Your laolao is sick today. Pain and fever, a bad flu quickly building-up. Seems I’m under a full-scale invasion. Shock-waves creating craters in my brain. And I’m bleeding a bit: The hysterical side-effect of a flaw in my shields.


I’ve often battled solar storms in my youth, they’ve left me tired and unprotected. My lungs, from smoking too much, are like a deep lethal plasma sea. Powerful mass ejections endangering the fusion core. Hellish conflagrations breaking all data streams.

The air recycling system is off line. Turbulence is giving rise to flares, tons of blinking warnings have set up base on my global positioning system. The menu window no longer offers an off-world refuge option.

On the very edges of my awareness, exactly where my spacesuit soon intends to call its bluff, I feel like I’ve become an endangered specie, dispatched to an unsecured location, beyond the reach of reasonable senses.

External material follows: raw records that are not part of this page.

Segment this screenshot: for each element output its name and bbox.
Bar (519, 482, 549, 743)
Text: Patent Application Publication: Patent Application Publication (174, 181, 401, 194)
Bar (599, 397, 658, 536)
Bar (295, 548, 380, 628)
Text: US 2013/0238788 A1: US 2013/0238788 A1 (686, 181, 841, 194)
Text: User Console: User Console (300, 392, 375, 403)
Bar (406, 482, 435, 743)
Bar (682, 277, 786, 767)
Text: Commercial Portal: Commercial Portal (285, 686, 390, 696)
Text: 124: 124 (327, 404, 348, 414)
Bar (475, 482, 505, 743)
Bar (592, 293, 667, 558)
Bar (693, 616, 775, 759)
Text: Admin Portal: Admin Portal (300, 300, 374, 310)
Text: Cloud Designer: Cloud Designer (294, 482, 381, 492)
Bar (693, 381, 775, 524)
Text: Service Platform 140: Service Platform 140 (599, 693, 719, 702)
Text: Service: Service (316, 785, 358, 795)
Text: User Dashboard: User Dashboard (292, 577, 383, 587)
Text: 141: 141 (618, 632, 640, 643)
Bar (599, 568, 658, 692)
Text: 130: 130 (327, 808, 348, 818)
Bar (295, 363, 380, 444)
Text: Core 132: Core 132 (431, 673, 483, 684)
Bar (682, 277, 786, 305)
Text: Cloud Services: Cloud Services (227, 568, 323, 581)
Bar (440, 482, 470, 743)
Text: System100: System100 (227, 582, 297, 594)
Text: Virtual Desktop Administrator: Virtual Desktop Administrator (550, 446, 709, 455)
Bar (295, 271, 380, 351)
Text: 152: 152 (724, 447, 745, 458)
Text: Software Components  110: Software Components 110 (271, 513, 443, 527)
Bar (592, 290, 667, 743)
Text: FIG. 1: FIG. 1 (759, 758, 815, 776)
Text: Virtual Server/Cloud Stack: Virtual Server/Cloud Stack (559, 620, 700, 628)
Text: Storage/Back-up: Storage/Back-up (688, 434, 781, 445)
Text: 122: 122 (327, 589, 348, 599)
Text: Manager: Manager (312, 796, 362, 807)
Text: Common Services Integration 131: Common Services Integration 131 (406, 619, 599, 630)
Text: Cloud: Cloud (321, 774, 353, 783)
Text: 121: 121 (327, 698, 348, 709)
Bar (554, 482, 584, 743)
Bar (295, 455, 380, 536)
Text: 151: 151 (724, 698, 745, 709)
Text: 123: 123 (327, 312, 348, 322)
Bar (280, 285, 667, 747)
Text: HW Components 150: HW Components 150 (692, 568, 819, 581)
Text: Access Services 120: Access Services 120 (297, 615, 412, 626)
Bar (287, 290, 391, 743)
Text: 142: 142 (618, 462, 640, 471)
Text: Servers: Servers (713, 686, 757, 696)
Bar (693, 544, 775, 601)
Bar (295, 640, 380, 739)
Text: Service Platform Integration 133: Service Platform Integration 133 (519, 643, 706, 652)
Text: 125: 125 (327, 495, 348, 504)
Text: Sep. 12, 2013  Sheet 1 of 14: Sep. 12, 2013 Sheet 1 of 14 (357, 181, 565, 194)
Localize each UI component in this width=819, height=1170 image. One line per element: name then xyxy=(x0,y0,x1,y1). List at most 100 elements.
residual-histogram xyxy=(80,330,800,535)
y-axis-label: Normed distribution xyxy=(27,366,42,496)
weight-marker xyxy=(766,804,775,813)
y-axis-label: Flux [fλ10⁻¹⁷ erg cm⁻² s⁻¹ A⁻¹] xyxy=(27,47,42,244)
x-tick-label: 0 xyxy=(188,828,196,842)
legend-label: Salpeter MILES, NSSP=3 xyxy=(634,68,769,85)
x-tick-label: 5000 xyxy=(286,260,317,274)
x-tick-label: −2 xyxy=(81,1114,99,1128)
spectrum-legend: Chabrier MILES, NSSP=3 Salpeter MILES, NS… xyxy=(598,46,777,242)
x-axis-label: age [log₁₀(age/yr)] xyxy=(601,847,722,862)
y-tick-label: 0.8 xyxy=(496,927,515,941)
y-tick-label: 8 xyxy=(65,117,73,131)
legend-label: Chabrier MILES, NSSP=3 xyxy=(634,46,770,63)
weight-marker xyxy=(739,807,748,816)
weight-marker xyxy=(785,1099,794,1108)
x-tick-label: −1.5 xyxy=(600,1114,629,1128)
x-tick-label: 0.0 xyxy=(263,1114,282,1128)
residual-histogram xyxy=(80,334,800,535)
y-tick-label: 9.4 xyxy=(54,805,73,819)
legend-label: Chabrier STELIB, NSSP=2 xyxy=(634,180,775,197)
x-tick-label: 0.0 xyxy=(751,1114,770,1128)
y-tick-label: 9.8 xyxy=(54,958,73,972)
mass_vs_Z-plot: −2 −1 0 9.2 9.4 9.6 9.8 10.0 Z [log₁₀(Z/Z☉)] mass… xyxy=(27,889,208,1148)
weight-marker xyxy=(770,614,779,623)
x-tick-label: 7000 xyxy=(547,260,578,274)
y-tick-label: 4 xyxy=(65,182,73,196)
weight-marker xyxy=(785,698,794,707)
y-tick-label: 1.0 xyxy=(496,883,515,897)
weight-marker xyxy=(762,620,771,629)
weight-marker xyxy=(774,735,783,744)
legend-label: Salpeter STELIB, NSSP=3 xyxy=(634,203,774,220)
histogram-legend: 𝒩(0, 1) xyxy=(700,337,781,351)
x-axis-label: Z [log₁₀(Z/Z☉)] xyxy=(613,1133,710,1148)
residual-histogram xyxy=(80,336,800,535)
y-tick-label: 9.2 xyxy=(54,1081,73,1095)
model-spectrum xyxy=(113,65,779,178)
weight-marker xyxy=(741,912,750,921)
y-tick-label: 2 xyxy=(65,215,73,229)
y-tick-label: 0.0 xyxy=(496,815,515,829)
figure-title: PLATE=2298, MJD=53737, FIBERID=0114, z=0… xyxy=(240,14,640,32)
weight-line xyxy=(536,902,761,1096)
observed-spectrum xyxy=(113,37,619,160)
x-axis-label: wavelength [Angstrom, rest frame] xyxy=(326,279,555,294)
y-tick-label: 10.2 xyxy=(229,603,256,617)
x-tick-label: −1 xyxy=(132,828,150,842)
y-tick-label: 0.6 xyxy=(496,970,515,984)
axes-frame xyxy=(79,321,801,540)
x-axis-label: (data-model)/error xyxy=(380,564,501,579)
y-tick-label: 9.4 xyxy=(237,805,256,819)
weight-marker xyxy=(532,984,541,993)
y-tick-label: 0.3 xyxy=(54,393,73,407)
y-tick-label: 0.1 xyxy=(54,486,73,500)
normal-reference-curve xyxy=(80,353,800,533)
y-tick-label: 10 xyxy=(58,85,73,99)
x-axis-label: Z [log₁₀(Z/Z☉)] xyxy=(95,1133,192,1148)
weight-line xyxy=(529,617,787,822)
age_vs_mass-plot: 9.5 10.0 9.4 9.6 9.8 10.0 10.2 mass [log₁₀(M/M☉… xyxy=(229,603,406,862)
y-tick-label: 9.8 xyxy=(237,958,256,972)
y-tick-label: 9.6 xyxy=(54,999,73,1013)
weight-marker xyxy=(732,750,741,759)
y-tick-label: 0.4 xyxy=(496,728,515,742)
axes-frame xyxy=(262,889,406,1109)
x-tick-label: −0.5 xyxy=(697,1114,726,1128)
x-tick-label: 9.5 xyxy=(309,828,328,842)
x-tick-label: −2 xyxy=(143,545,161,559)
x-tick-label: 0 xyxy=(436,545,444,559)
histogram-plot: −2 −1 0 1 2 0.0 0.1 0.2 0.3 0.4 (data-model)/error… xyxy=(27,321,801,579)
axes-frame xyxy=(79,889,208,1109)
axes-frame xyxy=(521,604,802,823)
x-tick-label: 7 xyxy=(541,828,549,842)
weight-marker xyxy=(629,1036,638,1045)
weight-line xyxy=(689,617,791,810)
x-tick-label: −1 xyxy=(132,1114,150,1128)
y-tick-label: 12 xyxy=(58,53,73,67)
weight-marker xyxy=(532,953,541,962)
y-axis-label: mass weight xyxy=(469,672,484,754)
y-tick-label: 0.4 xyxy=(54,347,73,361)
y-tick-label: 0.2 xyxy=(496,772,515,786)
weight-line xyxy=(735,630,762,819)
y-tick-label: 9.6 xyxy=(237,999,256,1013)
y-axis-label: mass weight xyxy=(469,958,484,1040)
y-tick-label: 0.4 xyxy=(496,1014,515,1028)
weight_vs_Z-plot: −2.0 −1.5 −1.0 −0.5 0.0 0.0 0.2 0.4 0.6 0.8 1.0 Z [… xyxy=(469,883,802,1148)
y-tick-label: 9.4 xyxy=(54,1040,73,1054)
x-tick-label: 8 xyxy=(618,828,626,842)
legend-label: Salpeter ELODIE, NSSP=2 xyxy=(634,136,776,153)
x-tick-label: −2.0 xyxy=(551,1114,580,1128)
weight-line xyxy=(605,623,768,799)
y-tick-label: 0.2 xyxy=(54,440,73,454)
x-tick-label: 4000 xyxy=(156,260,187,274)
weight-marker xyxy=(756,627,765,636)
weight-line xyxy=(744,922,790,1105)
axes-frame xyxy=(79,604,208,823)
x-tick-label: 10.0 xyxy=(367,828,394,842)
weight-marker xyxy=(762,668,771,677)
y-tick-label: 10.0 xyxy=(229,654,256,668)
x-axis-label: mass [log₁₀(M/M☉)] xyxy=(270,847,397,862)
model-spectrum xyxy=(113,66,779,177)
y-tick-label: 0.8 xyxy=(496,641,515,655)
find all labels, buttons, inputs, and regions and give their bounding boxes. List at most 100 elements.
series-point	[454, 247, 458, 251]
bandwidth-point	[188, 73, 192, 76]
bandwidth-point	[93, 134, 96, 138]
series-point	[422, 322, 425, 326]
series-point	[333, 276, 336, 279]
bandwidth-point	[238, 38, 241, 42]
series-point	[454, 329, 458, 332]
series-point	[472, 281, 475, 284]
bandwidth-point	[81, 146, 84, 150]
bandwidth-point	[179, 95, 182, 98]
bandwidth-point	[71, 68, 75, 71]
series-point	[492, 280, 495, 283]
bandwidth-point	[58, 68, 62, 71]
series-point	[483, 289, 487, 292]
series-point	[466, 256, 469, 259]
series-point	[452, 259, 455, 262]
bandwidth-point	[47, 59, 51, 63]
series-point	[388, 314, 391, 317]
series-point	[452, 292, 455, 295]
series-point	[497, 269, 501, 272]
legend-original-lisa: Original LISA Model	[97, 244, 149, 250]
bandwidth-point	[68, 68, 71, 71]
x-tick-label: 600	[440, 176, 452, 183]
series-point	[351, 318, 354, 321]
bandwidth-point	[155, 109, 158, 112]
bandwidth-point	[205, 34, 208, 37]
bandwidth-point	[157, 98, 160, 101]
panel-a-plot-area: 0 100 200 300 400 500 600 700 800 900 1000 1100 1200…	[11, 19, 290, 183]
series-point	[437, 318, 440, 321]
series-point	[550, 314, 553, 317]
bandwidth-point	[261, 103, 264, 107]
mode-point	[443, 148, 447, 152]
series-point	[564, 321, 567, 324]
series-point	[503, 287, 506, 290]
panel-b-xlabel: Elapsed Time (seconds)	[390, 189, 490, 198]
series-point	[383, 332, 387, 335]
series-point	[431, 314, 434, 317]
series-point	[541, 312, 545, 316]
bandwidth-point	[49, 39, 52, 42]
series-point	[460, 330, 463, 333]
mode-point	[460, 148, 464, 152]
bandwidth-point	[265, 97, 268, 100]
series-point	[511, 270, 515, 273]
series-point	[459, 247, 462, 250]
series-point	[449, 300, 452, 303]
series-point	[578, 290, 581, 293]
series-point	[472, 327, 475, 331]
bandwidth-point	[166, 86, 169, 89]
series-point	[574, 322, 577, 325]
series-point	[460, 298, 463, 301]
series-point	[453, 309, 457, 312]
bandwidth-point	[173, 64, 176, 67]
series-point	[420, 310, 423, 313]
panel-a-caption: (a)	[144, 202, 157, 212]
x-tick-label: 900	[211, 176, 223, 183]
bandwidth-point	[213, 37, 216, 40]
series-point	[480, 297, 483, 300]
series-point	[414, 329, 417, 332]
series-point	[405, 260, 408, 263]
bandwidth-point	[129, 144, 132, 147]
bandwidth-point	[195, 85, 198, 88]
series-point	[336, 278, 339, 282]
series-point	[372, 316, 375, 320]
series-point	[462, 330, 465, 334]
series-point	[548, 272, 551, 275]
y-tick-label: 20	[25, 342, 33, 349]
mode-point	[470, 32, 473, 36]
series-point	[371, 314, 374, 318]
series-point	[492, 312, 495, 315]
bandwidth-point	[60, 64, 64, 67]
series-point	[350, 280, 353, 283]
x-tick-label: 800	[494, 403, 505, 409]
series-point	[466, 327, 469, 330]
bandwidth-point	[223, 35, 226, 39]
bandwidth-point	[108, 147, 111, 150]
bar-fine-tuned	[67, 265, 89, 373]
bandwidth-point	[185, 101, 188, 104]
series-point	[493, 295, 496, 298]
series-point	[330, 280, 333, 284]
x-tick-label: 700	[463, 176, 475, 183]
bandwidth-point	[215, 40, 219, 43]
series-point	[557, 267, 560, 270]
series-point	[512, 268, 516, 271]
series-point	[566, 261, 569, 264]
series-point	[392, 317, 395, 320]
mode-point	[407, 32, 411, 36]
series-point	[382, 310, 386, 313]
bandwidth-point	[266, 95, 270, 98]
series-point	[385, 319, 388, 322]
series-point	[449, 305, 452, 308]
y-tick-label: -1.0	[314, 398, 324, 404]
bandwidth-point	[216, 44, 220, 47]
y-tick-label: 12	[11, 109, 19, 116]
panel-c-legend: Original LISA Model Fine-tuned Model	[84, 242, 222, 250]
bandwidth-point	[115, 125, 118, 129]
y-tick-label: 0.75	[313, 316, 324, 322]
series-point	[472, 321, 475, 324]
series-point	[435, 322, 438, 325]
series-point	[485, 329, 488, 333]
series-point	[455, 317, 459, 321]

I feel I’m almost ready for one of those out-of-body experiences. I better take an aspirin.

And keep radio silence.

Muffled voices in the distance have left heat signatures on my mainframe. It’s an ambush. I can’t reach the decontamination area. Let’s hope there’s a fail-safe feature, some sort of covert operation unit, antifreeze in the engine, anything to help me bypass this plague.

It’s just the flu, little baby, hurting my morale, which happens today to have forgotten to pack its biohazard gear.

While I look for rescue equipment, and count the impact points given by positive thinking, I’ll keep a self-adhesive target in mind: I want gigantic auroras to lay in your future.

And I’ll take exquisite care of myself. No human waste is impregnable. These hostile parasitic colonies, which have landed in force in my inner sanctum, at my command will storm out and I’ll obliterate them with the oblique, but enduring patterns of my optimism.